品の良さは寝起きにまで現れるものなのだろうか…
私はこの人に抱きしめられ、見つめられ、告白された。

今でも信じられない。

モデルのようなルックスにセクシーな低音ボイス。ハイスペックで久我山グループの御曹司の彼が、至って平凡な幼稚園教諭の私なんかを…しかも私の方がかなり年上だ。

真太郎と同い年くらいだろうか…
同い年くらい?
だったらこの差は一体なんなのだろう。人を比べてはいけないと子供たちに言っているのに、つい比べてしまった。
真太郎が子どもすぎるのか?彼が大人すぎるのか?

ダメだダメだ!比べてはいけない!

頭の中から必死に真太郎を追い出した。


彼が席に着き、昨夜のように「いただきます」と手を合わせて箸を持つ。
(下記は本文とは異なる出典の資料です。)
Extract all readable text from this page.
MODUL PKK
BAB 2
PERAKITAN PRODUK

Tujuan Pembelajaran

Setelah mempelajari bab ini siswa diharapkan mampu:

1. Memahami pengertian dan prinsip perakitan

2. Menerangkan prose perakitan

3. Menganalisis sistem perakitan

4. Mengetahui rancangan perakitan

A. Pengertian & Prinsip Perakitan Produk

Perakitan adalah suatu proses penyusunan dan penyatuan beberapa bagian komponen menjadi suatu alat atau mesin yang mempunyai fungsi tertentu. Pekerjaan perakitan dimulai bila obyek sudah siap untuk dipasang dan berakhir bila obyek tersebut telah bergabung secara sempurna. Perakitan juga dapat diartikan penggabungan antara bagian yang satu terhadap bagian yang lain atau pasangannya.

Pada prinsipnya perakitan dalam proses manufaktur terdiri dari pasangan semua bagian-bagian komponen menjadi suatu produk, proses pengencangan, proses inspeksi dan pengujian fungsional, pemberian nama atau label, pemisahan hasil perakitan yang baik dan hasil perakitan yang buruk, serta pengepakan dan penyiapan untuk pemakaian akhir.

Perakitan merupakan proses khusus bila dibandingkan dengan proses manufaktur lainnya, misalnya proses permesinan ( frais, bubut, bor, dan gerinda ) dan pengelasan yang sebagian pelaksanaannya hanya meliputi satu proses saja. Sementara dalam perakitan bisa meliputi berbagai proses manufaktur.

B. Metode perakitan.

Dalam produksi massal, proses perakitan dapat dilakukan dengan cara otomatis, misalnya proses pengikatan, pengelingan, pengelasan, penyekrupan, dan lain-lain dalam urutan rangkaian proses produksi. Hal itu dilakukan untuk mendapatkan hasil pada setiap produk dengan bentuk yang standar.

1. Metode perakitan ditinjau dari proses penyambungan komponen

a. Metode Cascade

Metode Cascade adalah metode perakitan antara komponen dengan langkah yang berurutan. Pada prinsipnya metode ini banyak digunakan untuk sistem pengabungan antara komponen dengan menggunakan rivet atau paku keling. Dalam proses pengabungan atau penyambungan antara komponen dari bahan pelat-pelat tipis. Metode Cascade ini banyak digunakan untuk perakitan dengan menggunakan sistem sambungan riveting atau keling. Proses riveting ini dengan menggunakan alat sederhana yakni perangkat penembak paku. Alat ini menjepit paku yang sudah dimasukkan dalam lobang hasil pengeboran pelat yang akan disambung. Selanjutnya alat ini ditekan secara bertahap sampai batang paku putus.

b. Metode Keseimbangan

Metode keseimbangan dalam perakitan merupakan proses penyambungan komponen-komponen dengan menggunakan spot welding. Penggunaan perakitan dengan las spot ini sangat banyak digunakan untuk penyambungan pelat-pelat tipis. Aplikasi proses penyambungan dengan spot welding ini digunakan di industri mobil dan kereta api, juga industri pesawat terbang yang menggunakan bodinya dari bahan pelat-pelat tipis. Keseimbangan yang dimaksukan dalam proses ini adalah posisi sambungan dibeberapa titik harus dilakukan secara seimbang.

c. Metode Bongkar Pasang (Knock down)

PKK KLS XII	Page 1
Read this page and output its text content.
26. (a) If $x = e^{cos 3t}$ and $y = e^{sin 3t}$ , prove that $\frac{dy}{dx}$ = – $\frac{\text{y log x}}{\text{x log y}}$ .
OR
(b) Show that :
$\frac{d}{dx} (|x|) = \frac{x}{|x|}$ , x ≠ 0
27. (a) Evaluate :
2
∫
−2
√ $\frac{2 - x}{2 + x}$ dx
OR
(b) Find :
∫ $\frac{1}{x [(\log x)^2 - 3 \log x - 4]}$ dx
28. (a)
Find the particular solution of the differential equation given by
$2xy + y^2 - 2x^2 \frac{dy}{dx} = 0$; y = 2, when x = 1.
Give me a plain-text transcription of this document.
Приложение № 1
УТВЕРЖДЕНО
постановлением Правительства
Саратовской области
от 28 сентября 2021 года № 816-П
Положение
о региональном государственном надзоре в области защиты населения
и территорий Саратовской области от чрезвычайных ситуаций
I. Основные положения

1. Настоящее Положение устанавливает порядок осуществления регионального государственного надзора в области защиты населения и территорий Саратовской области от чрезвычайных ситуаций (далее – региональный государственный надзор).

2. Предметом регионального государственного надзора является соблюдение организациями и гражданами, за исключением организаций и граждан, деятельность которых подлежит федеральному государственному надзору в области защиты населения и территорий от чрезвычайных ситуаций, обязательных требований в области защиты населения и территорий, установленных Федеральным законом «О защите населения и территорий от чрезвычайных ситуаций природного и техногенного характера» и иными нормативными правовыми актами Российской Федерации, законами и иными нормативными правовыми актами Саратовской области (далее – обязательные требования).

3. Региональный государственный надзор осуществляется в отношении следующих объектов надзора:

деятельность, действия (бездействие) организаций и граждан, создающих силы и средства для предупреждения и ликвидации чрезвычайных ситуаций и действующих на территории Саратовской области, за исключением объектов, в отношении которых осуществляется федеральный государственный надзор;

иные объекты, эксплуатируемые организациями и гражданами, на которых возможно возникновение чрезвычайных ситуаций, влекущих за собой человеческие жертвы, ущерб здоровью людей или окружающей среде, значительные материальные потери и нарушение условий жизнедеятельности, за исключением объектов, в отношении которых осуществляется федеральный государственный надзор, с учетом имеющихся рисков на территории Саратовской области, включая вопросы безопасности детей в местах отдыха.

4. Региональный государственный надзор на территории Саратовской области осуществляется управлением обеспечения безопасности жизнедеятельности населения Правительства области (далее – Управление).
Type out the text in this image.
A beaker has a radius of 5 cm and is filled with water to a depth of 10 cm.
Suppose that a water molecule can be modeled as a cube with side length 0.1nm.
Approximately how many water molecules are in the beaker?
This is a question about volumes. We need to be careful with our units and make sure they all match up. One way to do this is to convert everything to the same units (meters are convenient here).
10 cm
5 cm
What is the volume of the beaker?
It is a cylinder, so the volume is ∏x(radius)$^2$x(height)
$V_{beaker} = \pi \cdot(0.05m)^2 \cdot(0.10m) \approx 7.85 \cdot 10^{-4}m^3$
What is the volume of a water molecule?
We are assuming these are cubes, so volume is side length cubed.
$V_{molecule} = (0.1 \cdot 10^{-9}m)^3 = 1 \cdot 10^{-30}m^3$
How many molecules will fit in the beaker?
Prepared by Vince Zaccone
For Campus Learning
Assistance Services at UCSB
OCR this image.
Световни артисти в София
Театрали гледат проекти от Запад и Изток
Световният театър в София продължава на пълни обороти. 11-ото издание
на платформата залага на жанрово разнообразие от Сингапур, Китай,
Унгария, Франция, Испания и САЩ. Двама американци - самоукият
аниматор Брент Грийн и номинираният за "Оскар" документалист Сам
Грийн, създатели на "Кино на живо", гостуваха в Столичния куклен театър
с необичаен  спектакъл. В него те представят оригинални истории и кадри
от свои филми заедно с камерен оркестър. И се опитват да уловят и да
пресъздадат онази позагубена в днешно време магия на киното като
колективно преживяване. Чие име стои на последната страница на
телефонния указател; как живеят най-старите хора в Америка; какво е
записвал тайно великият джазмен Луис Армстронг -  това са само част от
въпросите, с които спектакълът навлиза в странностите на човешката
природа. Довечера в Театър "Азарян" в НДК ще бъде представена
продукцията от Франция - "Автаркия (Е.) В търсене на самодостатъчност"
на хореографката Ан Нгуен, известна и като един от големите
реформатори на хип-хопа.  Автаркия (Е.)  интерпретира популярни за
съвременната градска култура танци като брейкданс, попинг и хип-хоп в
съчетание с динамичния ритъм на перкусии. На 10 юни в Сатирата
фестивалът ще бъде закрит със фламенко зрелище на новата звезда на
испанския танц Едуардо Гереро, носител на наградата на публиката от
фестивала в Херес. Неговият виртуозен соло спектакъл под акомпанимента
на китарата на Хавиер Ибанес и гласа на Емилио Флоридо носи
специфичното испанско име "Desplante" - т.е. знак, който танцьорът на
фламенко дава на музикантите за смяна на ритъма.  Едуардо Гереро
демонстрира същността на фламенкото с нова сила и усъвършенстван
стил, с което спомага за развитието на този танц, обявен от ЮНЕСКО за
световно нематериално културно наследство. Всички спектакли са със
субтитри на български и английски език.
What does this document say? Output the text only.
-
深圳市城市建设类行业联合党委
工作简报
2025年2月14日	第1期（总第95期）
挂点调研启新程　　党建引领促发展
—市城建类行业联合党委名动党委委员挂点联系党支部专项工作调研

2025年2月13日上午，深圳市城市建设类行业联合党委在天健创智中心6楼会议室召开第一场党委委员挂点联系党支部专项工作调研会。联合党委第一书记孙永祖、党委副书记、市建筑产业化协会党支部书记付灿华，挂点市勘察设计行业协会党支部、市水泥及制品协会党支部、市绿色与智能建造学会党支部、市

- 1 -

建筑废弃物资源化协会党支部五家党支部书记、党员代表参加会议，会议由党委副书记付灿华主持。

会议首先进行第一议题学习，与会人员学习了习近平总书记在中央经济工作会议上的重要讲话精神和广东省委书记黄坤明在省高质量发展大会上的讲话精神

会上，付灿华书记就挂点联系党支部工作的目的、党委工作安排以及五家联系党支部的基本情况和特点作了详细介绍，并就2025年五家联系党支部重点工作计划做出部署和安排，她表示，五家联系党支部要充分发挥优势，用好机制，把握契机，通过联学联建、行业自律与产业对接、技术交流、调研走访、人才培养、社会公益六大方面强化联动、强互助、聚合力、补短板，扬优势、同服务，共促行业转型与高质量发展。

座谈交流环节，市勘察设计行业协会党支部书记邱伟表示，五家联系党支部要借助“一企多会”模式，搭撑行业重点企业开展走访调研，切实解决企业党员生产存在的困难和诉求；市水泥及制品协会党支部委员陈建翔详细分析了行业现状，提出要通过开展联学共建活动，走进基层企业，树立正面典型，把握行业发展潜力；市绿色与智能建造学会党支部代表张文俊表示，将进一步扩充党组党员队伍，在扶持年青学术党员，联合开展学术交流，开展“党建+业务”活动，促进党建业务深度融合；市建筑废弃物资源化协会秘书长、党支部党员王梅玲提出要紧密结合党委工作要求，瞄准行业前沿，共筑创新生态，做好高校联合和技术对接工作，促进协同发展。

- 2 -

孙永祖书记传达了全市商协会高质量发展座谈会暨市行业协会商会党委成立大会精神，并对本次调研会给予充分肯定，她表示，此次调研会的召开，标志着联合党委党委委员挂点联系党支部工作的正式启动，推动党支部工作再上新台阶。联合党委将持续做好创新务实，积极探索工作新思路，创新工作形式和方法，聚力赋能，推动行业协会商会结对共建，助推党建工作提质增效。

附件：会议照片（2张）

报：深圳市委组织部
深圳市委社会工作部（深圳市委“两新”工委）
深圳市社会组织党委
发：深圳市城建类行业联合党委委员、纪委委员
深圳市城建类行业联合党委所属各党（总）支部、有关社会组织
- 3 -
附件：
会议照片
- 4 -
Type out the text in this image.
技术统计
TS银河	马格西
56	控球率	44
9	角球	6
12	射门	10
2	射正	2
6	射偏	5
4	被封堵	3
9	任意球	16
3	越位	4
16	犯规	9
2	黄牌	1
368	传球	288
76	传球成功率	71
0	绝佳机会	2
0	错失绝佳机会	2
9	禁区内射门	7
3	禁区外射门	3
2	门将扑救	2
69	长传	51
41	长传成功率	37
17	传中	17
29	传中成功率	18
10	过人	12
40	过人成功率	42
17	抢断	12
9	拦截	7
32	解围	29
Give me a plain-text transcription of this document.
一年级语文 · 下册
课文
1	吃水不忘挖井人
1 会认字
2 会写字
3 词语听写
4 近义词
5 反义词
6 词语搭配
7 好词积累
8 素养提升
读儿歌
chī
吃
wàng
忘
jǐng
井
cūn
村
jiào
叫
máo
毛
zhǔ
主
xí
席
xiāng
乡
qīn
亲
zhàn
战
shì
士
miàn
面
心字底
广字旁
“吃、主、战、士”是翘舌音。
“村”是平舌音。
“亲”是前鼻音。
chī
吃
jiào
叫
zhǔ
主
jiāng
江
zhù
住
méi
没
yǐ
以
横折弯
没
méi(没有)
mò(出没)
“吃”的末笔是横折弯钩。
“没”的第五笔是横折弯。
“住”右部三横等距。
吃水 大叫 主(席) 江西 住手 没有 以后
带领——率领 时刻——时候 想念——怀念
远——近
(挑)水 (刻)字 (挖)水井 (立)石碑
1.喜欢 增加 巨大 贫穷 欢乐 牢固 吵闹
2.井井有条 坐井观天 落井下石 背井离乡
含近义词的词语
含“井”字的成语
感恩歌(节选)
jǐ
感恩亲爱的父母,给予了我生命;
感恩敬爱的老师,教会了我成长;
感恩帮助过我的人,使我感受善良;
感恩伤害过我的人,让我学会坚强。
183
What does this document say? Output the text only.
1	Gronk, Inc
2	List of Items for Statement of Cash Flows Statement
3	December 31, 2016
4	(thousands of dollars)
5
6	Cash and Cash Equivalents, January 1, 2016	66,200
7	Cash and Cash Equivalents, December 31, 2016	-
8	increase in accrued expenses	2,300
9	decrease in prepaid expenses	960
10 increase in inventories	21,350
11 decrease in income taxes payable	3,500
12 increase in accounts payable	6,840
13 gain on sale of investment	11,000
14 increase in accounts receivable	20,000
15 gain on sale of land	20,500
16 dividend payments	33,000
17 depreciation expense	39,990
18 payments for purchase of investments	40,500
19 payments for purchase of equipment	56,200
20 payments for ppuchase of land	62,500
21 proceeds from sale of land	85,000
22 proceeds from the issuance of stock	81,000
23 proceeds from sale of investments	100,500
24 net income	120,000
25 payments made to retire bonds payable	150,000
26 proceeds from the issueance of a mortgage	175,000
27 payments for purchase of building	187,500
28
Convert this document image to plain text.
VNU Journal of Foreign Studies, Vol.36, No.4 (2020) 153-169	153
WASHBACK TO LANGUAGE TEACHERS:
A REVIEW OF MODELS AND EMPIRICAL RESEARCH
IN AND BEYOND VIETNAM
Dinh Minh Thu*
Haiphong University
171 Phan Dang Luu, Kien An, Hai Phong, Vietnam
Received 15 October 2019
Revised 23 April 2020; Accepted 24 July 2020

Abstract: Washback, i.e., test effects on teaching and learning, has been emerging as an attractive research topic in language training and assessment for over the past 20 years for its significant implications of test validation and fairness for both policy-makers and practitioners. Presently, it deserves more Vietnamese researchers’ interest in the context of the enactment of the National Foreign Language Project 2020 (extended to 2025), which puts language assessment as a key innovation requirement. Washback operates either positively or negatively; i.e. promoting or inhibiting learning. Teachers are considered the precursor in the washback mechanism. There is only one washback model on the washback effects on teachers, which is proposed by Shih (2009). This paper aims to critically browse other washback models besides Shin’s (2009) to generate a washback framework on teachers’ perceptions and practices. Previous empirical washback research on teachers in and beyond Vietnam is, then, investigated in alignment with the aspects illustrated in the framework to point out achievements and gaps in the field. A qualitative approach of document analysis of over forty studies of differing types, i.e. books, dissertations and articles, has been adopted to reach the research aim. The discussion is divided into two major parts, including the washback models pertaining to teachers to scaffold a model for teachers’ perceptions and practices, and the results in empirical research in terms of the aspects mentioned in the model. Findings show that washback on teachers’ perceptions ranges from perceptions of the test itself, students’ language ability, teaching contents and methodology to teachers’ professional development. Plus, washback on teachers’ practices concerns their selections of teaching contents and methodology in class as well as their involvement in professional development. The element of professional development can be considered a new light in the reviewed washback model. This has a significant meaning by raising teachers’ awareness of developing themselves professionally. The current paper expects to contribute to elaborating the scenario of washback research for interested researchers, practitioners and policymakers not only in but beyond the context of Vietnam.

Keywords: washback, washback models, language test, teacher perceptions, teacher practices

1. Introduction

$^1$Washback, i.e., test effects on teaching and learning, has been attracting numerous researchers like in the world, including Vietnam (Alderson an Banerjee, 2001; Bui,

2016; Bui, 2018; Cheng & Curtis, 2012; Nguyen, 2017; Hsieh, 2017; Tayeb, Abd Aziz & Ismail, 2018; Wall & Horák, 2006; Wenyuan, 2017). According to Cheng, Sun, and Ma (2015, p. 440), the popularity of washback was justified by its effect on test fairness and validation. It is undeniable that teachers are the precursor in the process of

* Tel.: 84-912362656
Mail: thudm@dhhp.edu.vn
その所作が美しくて見惚れてしまう。

「美味な」

「よかったです」

どうやら口に合ったようだとホッとした。

「眠れなかったのか?」

「え?」

「目の下にクマができてる」

「え、ええ、まぁ」

化粧で誤魔化したつもりなのに見事にバレている。

「仕事、大丈夫か?」

「あ、はい、大丈夫です」



玄関で彼を見送ると、私を見つめ「仕事、気をつけて行くんだぞ」と微笑んでくれた。